I spent the last couple of days working on wrapping a native win32 api in managed code.  I’ve been tasked with working with the Task Scheduler portion of windows, which has a pretty good native API, but no managed API.

I thought, ‘hey no problem, a little COM interop and I’m done’.  It was, of course, more challenging than it should have been.

One of the things I have to do is modify the parameters to an existing scheduled task.  There’s an MSDN sample (in c/c++) that was dead easy to follow.  Of course, translating it to C# was more painful than I expected.  Here’s the sample, go check it out: Setting Task Parameters (Windows).

I was able to get the ITask interface in managed code, and could query the current parameters, and even set the new ones no problem.  I created an ITask interface in C#, and marked it up with the ComImport attribute. 

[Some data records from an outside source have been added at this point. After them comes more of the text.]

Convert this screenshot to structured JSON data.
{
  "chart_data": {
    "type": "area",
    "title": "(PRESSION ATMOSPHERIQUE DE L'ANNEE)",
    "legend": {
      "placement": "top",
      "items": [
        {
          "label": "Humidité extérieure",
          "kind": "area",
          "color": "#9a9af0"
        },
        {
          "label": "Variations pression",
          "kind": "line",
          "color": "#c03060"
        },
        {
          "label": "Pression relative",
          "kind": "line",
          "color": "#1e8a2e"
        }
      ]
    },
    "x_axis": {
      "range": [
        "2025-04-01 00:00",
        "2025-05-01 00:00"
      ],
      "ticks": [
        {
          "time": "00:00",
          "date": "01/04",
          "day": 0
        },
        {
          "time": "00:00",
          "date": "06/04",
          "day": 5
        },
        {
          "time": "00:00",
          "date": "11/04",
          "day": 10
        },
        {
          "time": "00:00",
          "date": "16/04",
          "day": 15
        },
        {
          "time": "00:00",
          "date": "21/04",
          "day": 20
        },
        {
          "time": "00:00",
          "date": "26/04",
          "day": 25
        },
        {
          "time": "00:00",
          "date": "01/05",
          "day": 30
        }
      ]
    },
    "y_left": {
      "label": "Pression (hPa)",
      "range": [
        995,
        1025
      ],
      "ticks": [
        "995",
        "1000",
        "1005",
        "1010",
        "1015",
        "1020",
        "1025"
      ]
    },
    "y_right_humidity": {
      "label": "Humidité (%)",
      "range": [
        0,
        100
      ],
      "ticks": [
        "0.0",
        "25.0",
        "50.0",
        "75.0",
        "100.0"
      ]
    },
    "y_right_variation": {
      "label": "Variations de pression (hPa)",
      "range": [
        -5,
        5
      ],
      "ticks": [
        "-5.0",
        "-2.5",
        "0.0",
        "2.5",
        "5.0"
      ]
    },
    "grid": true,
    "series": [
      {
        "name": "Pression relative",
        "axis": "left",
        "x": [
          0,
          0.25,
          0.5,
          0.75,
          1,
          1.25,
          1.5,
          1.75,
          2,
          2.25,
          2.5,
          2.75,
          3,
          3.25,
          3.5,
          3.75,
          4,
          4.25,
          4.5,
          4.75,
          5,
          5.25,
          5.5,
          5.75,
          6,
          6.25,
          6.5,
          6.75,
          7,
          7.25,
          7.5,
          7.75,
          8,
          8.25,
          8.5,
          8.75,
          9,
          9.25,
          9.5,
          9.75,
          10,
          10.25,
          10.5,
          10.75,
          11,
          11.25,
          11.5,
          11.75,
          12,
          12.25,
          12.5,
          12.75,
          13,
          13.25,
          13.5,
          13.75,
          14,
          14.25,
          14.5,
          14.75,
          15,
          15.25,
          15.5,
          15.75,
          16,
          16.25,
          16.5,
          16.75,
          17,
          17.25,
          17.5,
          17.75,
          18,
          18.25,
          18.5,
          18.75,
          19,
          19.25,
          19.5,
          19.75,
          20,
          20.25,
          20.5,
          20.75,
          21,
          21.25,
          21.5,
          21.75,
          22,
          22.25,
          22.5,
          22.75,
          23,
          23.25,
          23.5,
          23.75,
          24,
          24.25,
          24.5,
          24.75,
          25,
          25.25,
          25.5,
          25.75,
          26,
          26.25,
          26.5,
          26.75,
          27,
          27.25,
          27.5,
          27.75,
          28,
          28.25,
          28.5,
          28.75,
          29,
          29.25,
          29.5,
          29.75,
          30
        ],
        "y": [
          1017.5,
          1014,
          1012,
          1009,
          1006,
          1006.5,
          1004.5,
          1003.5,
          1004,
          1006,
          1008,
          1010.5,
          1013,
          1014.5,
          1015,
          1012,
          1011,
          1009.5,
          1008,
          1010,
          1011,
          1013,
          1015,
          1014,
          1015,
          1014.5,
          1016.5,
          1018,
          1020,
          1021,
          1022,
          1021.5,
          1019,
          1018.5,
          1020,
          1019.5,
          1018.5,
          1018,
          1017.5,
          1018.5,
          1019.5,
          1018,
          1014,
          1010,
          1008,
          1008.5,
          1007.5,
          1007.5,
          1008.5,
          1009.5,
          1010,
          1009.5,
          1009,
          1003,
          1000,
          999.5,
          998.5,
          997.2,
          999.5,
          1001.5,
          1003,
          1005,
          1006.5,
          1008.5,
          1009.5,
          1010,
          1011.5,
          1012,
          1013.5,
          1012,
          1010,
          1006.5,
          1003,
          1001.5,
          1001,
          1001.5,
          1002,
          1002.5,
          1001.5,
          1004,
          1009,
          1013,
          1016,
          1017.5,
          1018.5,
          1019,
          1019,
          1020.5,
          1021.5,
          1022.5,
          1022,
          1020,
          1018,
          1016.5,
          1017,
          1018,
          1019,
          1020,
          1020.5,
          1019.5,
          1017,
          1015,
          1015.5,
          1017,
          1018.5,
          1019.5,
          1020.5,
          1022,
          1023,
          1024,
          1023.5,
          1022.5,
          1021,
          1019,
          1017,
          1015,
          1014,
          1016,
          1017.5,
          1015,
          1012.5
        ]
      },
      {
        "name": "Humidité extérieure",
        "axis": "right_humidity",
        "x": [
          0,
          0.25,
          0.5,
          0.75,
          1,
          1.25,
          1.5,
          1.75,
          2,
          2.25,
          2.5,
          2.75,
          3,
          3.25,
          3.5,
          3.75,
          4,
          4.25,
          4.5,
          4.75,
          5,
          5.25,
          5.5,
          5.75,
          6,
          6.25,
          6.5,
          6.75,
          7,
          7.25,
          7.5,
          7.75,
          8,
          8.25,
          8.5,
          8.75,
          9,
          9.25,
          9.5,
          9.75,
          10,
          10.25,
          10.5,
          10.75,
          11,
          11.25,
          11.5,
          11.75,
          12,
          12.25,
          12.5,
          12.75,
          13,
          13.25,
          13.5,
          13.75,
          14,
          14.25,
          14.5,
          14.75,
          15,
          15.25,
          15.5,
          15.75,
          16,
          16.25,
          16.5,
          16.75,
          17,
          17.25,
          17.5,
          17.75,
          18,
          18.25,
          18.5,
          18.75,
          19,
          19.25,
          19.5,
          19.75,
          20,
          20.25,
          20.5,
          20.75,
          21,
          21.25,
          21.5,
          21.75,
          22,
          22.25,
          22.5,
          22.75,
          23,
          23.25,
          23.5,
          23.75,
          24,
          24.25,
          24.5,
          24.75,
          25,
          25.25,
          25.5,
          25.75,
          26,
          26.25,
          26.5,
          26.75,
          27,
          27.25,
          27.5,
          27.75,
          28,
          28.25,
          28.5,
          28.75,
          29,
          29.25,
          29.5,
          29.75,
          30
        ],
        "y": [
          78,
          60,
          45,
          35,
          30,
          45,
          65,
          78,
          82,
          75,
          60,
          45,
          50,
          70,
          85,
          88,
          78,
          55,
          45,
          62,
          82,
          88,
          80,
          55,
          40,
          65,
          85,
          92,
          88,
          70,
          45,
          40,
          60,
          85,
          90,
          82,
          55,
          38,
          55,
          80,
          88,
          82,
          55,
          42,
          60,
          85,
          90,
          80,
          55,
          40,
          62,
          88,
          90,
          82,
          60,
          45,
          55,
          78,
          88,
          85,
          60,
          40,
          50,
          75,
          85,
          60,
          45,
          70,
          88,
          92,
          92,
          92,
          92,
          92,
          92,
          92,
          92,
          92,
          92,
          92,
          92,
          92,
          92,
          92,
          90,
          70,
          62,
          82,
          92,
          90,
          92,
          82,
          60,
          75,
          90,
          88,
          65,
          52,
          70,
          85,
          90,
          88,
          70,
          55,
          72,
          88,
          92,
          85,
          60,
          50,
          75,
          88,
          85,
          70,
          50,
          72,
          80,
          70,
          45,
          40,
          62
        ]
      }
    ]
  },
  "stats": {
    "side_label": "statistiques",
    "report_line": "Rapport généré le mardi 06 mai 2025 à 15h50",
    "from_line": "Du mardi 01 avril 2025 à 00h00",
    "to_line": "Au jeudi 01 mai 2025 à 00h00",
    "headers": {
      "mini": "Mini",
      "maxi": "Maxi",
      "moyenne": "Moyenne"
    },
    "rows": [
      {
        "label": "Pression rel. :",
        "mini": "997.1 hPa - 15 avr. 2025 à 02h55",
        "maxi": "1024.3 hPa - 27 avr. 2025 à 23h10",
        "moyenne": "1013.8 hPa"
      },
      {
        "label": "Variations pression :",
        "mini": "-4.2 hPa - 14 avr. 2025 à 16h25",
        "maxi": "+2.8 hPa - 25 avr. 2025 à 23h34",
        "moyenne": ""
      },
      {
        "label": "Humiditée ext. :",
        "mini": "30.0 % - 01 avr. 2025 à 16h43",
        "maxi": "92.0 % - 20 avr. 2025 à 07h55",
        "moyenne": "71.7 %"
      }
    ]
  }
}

The problem came when I was trying to persist the changes to disk.  The native code used IUnknown::QueryInterface to get a pointer to an IPersistFile object.  Here’s that code:

  IPersistFile *pIPersistFile;
  hr = pITask->QueryInterface(IID_IPersistFile,
                              (void **)&pIPersistFile);

I tried a bunch of methods to do the same thing in managed code, and couldn’t get it to work.  I was getting object references, but they were of the wrong type.  The thing I was missing is that the QueryInterface method above is really just returning a pointer to the same object, cast as an IPersistFile, because ITask implements IPersistFile.  Put that way, it sounds easy, right?

Here’s the C# code to get the IPersistFile interface:

IPersistFile persistFile = nativeTask as IPersistFile;

Simple, right?  I have to say, I felt like an idiot for not realizing that ITask implemented IPersistFile sooner.  Polymorphism is a wonderful thing.